A parada seguinte foi na aldeia dos índios maués, que haviam sido os descobridores das propriedades alimentares do guaraná nativo, conhecimento que transmitiram aos portugueses no século 17, sem nada receber por isso. Quanto vale hoje na indústria de refrigerantes esse conhecimento sobre a biodiversidade, que, segundo os maués, lhes foi transmitido pelo deus que os criou? (É o que está em discussão hoje no projeto de acesso a recursos genéticos e a seu conhecimento por povos indígenas e tradicionais.) Ali, entre os maués, documentamos o ritual da tucandeira, em que jovens dançam, num ritual de passagem, com a mão enfiada numa luva de palha onde foram colocadas centenas de formigas tucandeiras enfurecidas.
Tudo isso faz parte do modo de vida, que inclui o conhecimento da biodiversidade. E este é fundamental, como lembra o biólogo Rômulo Batista, da Companhia da Amazônia, do Greenpeace Brasil (Ecológico, fevereiro de 2015)): “O desmatamento da Amazônia é uma das possíveis explicações para essa preocupante escassez de águas no Sudeste. Devemos nos mobilizar e exigir dos nossos representantes que o Desmatamento Zero seja transformado em lei. Sem floresta não tem chuva”. E o desmatamento “aumenta as incertezas e os riscos para a produção de alimentos, seja perto ou longe das áreas desmatadas, em função das mudanças de temperatura e da alteração nos regimes de chuva.”

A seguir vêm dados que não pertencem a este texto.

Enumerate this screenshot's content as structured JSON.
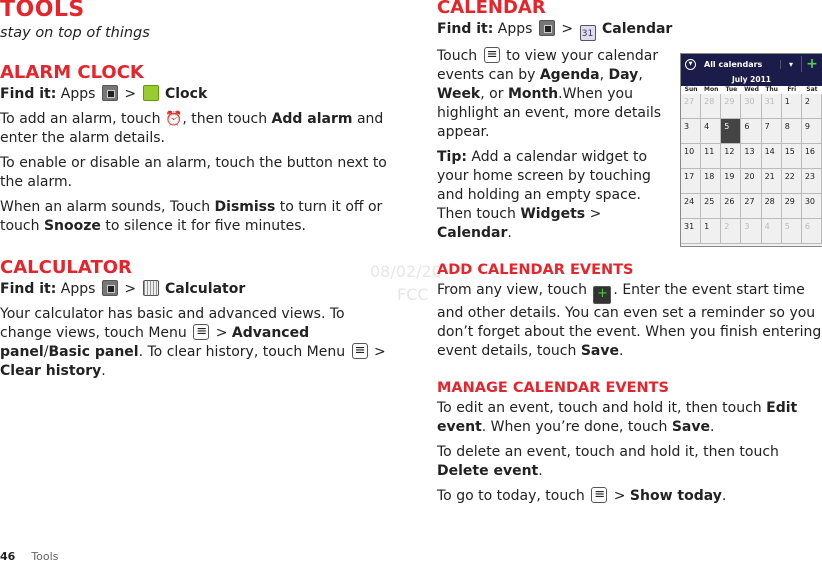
{
  "left": {
    "title": "Tools",
    "subtitle": "stay on top of things",
    "alarm": {
      "heading": "Alarm clock",
      "find_label": "Find it:",
      "find_apps": "Apps",
      "sep": ">",
      "find_target": "Clock",
      "p1a": "To add an alarm, touch",
      "p1b": ", then touch",
      "p1c": "Add alarm",
      "p1d": "and enter the alarm details.",
      "p2": "To enable or disable an alarm, touch the button next to the alarm.",
      "p3a": "When an alarm sounds, Touch",
      "p3b": "Dismiss",
      "p3c": "to turn it off or touch",
      "p3d": "Snooze",
      "p3e": "to silence it for five minutes."
    },
    "calculator": {
      "heading": "Calculator",
      "find_label": "Find it:",
      "find_apps": "Apps",
      "sep": ">",
      "find_target": "Calculator",
      "p1a": "Your calculator has basic and advanced views. To change views, touch Menu",
      "p1b": ">",
      "p1c": "Advanced panel",
      "p1d": "/",
      "p1e": "Basic panel",
      "p1f": ". To clear history, touch Menu",
      "p1g": ">",
      "p1h": "Clear history",
      "p1i": "."
    }
  },
  "right": {
    "heading": "Calendar",
    "find_label": "Find it:",
    "find_apps": "Apps",
    "sep": ">",
    "find_target": "Calendar",
    "cal_icon": "31",
    "p1a": "Touch",
    "p1b": "to view your calendar events can by",
    "agenda": "Agenda",
    "day": "Day",
    "week": "Week",
    "or": "or",
    "month": "Month",
    "p1c": ".When you highlight an event, more details appear.",
    "tip_label": "Tip:",
    "tip_a": "Add a calendar widget to your home screen by touching and holding an empty space. Then touch",
    "widgets": "Widgets",
    "gt": ">",
    "calendar": "Calendar",
    "dot": ".",
    "add": {
      "heading": "Add calendar events",
      "p_a": "From any view, touch",
      "p_b": ". Enter the event start time and other details. You can even set a reminder so you don’t forget about the event. When you finish entering event details, touch",
      "save": "Save",
      "end": "."
    },
    "manage": {
      "heading": "Manage calendar events",
      "p1a": "To edit an event, touch and hold it, then touch",
      "p1b": "Edit event",
      "p1c": ". When you’re done, touch",
      "p1d": "Save",
      "p1e": ".",
      "p2a": "To delete an event, touch and hold it, then touch",
      "p2b": "Delete event",
      "p2c": ".",
      "p3a": "To go to today, touch",
      "p3b": ">",
      "p3c": "Show today",
      "p3d": "."
    }
  },
  "widget": {
    "title": "All calendars",
    "month": "July 2011",
    "days": [
      "Sun",
      "Mon",
      "Tue",
      "Wed",
      "Thu",
      "Fri",
      "Sat"
    ],
    "dates": [
      "27",
      "28",
      "29",
      "30",
      "31",
      "1",
      "2",
      "3",
      "4",
      "5",
      "6",
      "7",
      "8",
      "9",
      "10",
      "11",
      "12",
      "13",
      "14",
      "15",
      "16",
      "17",
      "18",
      "19",
      "20",
      "21",
      "22",
      "23",
      "24",
      "25",
      "26",
      "27",
      "28",
      "29",
      "30",
      "31",
      "1",
      "2",
      "3",
      "4",
      "5",
      "6"
    ],
    "today": "5",
    "accent": "#e4262c"
  },
  "watermark": {
    "date": "08/02/20",
    "fcc": "FCC"
  },
  "footer": {
    "page": "46",
    "section": "Tools"
  }
}
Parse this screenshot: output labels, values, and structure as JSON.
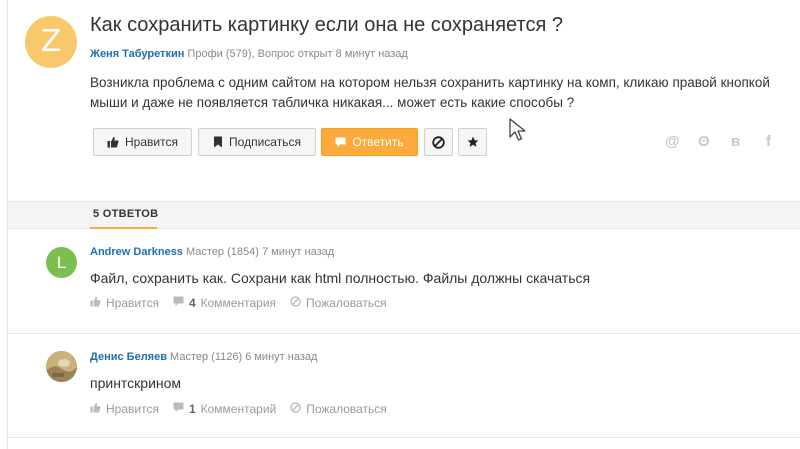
{
  "question": {
    "avatar_letter": "Z",
    "avatar_color": "#f7c96b",
    "title": "Как сохранить картинку если она не сохраняется ?",
    "author": "Женя Табуреткин",
    "author_info": "Профи (579), Вопрос открыт 8 минут назад",
    "text": "Возникла проблема с одним сайтом на котором нельзя сохранить картинку на комп, кликаю правой кнопкой мыши и даже не появляется табличка никакая... может есть какие способы ?"
  },
  "actions": {
    "like_label": "Нравится",
    "subscribe_label": "Подписаться",
    "answer_label": "Ответить",
    "accent_color": "#fbaa3b"
  },
  "share": {
    "mail": "@",
    "ok": "ʘ",
    "vk": "в",
    "fb": "f"
  },
  "answers_header": {
    "count_label": "5 ОТВЕТОВ"
  },
  "answers": [
    {
      "avatar_letter": "L",
      "author": "Andrew Darkness",
      "author_info": "Мастер (1854) 7 минут назад",
      "text": "Файл, сохранить как. Сохрани как html полностью. Файлы должны скачаться",
      "like_label": "Нравится",
      "comments_count": "4",
      "comments_label": "Комментария",
      "report_label": "Пожаловаться"
    },
    {
      "author": "Денис Беляев",
      "author_info": "Мастер (1126) 6 минут назад",
      "text": "принтскрином",
      "like_label": "Нравится",
      "comments_count": "1",
      "comments_label": "Комментарий",
      "report_label": "Пожаловаться"
    }
  ]
}
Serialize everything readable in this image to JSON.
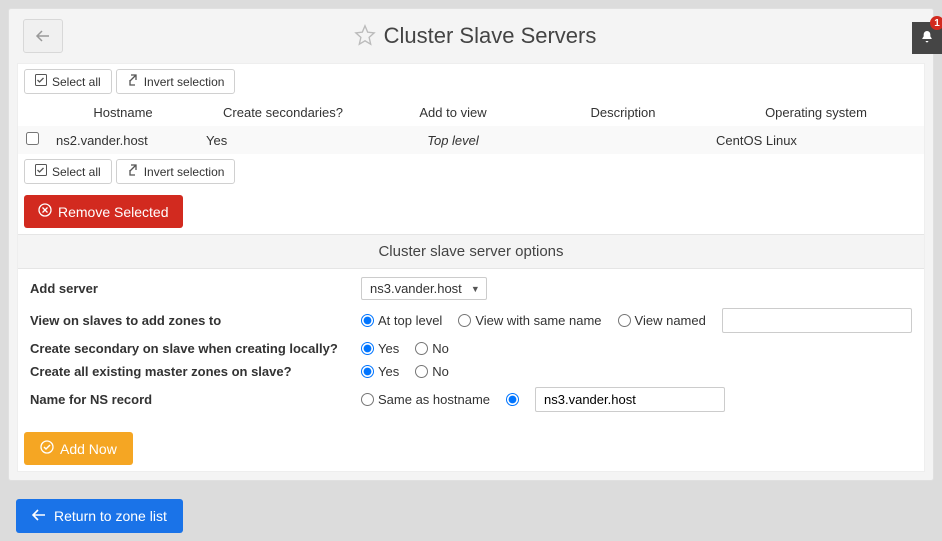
{
  "header": {
    "title": "Cluster Slave Servers"
  },
  "buttons": {
    "select_all": "Select all",
    "invert": "Invert selection",
    "remove": "Remove Selected",
    "add_now": "Add Now",
    "return": "Return to zone list"
  },
  "table": {
    "headers": {
      "hostname": "Hostname",
      "secondaries": "Create secondaries?",
      "view": "Add to view",
      "desc": "Description",
      "os": "Operating system"
    },
    "rows": [
      {
        "hostname": "ns2.vander.host",
        "secondaries": "Yes",
        "view": "Top level",
        "desc": "",
        "os": "CentOS Linux"
      }
    ]
  },
  "options": {
    "title": "Cluster slave server options",
    "labels": {
      "add_server": "Add server",
      "view_slaves": "View on slaves to add zones to",
      "secondary": "Create secondary on slave when creating locally?",
      "all_existing": "Create all existing master zones on slave?",
      "ns_name": "Name for NS record"
    },
    "add_server_value": "ns3.vander.host",
    "view_options": {
      "top": "At top level",
      "same": "View with same name",
      "named": "View named"
    },
    "yesno": {
      "yes": "Yes",
      "no": "No"
    },
    "ns_name_options": {
      "same": "Same as hostname"
    },
    "ns_name_value": "ns3.vander.host"
  },
  "notif": {
    "count": "1"
  }
}
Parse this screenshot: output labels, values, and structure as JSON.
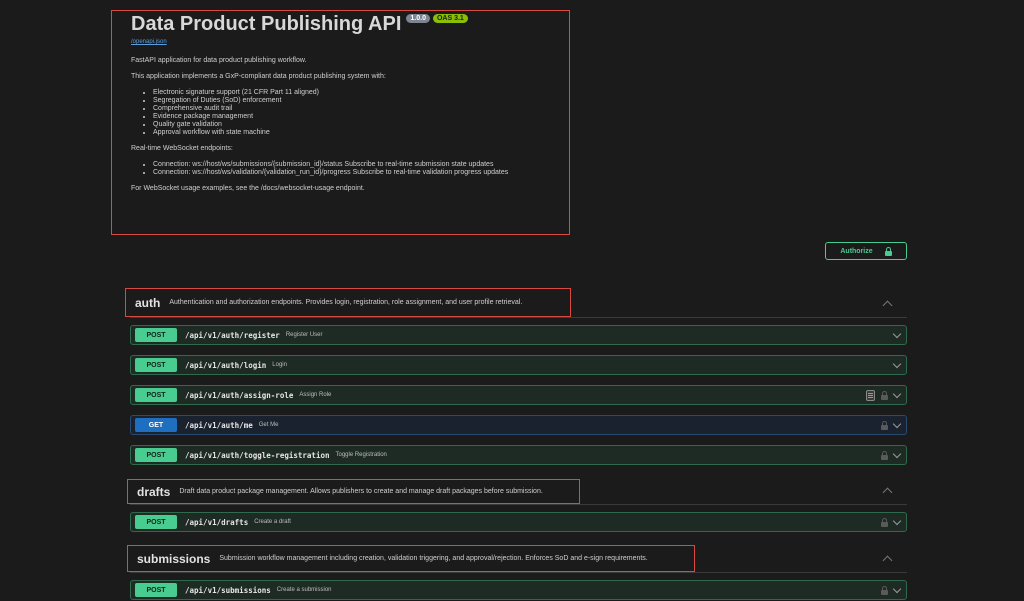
{
  "info": {
    "title": "Data Product Publishing API",
    "version": "1.0.0",
    "oas": "OAS 3.1",
    "spec_link": "/openapi.json",
    "intro": "FastAPI application for data product publishing workflow.",
    "system_line": "This application implements a GxP-compliant data product publishing system with:",
    "features": [
      "Electronic signature support (21 CFR Part 11 aligned)",
      "Segregation of Duties (SoD) enforcement",
      "Comprehensive audit trail",
      "Evidence package management",
      "Quality gate validation",
      "Approval workflow with state machine"
    ],
    "ws_heading": "Real-time WebSocket endpoints:",
    "ws_endpoints": [
      "Connection: ws://host/ws/submissions/{submission_id}/status Subscribe to real-time submission state updates",
      "Connection: ws://host/ws/validation/{validation_run_id}/progress Subscribe to real-time validation progress updates"
    ],
    "ws_footer": "For WebSocket usage examples, see the /docs/websocket-usage endpoint."
  },
  "authorize": {
    "label": "Authorize",
    "icon": "unlock-icon",
    "color": "#49cc90"
  },
  "tags": [
    {
      "name": "auth",
      "description": "Authentication and authorization endpoints. Provides login, registration, role assignment, and user profile retrieval."
    },
    {
      "name": "drafts",
      "description": "Draft data product package management. Allows publishers to create and manage draft packages before submission."
    },
    {
      "name": "submissions",
      "description": "Submission workflow management including creation, validation triggering, and approval/rejection. Enforces SoD and e-sign requirements."
    }
  ],
  "operations": [
    {
      "method": "POST",
      "path": "/api/v1/auth/register",
      "summary": "Register User"
    },
    {
      "method": "POST",
      "path": "/api/v1/auth/login",
      "summary": "Login"
    },
    {
      "method": "POST",
      "path": "/api/v1/auth/assign-role",
      "summary": "Assign Role"
    },
    {
      "method": "GET",
      "path": "/api/v1/auth/me",
      "summary": "Get Me"
    },
    {
      "method": "POST",
      "path": "/api/v1/auth/toggle-registration",
      "summary": "Toggle Registration"
    },
    {
      "method": "POST",
      "path": "/api/v1/drafts",
      "summary": "Create a draft"
    },
    {
      "method": "POST",
      "path": "/api/v1/submissions",
      "summary": "Create a submission"
    }
  ],
  "colors": {
    "post": "#49cc90",
    "get": "#1f6fc1",
    "highlight": "#d9493f"
  }
}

Mas seguimos fazendo de conta que não sabemos disso, nem de outras graves questões da perda da biodiversidade. Não continuamos a derrubar a floresta para abrir pastagens? Não continuamos a avançar, além do desmatamento, com hidrelétricas como a de Belo Monte, que exigirá a abertura de um canal de 100 km e está custando R$ 30 bilhões (Miriam Leitão, 7/3), mas em certos momentos não conseguirá gerar mais que mil megawatts, embora a propaganda diga que serão 11 mil megawatts?
E assim vamos. Este último projeto está ainda envolvido na Operação Lava Jato, em que dirigentes de empreiteira disseram que pagaram R$ 100 milhões a partidos políticos pela aprovação do contrato. Também por lá o Ministério Público Federal pede à Justiça que suspenda a licitação para concessão de manejo nas florestas públicas amazônicas de Itaituba I e II, porque contraria exigências legais – da mesma forma que outros projetos como esse, onde já foram constatadas irregularidades graves.
Quando aceitaremos que tudo está relacionado com tudo – como vemos inclusive agora, na notícia (Geophysical Research Letters, 24/2) de que um satélite da Nasa calculou em 27,7 milhões de toneladas anuais a quantidade de fósforo – essencial para a Floresta Amazônica – que é transportada em poeira do Deserto do Saara que atravessa o Atlântico, trazida pelos ventos?
Sempre será tempo.
* Washington Novaes é jornalista.
** Publicado originalmente no site O Estado de S. Paulo.